La mémoire au service des luttes

Il y a 123 ans, les 16 et 17 août 1893, un massacre d’immigrés italiens se déroulait à Aigues-Mortes, dans le Gard en France. …

Le contexte historique est celui d’une forte immigration de belges pour le nord de la France et d’italiens pour le sud-est du pays. Sans cette immigration, le décollage industriel n’aurait pas pu avoir lieu. Comme aujourd’hui avec les immigrations contemporaines, l’extrême-droite mise sa stratégie politique sur la stigmatisation de cette immigration présentée comme cause des difficultés sociales.

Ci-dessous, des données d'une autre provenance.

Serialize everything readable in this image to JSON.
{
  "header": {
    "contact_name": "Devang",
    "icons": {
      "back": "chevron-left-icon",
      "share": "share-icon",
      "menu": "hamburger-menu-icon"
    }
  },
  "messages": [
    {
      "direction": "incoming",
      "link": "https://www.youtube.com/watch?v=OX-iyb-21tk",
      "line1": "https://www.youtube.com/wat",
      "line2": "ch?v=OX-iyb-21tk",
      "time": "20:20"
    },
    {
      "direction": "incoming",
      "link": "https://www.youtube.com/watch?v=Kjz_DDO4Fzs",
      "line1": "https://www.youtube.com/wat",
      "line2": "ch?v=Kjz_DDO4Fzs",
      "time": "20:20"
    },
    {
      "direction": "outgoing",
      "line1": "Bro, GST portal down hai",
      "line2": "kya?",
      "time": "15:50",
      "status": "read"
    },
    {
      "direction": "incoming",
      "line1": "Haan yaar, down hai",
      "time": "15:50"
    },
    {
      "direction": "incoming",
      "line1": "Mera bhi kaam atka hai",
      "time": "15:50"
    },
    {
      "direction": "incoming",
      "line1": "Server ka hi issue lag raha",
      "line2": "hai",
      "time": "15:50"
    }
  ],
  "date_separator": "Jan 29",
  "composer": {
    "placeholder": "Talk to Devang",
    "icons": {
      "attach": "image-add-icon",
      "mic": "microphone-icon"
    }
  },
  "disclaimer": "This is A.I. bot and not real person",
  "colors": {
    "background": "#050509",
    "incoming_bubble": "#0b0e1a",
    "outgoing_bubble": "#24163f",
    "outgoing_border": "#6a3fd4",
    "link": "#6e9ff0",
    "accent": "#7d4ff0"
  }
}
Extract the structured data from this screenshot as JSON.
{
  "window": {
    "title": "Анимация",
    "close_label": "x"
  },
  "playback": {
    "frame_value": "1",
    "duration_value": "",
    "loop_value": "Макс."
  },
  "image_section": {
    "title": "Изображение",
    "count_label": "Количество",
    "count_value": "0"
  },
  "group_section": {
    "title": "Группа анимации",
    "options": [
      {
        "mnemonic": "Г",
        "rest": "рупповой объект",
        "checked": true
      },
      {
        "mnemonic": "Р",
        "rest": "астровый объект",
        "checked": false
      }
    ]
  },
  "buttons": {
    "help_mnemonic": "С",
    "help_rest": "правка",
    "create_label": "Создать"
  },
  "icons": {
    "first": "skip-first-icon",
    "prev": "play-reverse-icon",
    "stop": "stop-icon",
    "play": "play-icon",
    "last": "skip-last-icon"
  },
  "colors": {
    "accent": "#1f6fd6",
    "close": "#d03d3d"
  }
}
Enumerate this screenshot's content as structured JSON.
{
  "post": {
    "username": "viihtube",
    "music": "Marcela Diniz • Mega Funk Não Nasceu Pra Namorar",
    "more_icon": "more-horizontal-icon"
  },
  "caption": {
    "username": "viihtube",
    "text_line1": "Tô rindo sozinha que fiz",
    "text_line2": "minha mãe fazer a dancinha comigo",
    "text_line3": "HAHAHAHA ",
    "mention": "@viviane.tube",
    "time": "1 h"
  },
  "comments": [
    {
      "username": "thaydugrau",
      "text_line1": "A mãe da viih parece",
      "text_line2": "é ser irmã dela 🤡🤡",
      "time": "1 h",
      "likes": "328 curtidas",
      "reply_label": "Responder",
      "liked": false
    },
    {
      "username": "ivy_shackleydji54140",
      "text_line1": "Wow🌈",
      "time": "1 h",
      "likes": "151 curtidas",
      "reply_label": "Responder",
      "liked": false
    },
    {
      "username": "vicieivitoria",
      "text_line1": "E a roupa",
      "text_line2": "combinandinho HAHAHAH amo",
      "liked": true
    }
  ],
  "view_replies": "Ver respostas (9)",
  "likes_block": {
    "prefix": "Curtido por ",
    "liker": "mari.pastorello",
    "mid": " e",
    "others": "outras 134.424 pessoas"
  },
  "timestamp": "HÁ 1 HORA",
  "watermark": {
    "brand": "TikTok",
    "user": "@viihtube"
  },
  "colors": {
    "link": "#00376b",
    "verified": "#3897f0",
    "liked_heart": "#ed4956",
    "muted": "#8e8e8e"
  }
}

Comme aujourd’hui, les autres forces politiques empruntent pour des raisons électorales les thèmes, les logiques et les discours de l’extrême-droite.

La Ligue de la patrie française multiplie les campagnes en utilisant des termes péjoratifs comme « rital » pour les italiens et « pots de beurre » pour les belges (beaucoup de belges étaient frontaliers et amenaient avec eux leur beurre pour faire des économies). Le thème de l’étranger prenant le travail et le pain des français était déjà présent et tout aussi erroné économiquement qu’aujourd’hui. C’est dans ce contexte qu’une bagarre éclate le 16 au matin entre ouvriers italiens et ouvriers ardéchois au sein d’une équipe de la compagnie des Salins du Midi dont l’activité est le battage et le levage du sel. Les ouvriers ardéchois descendent alors en ville pour ameuter la population.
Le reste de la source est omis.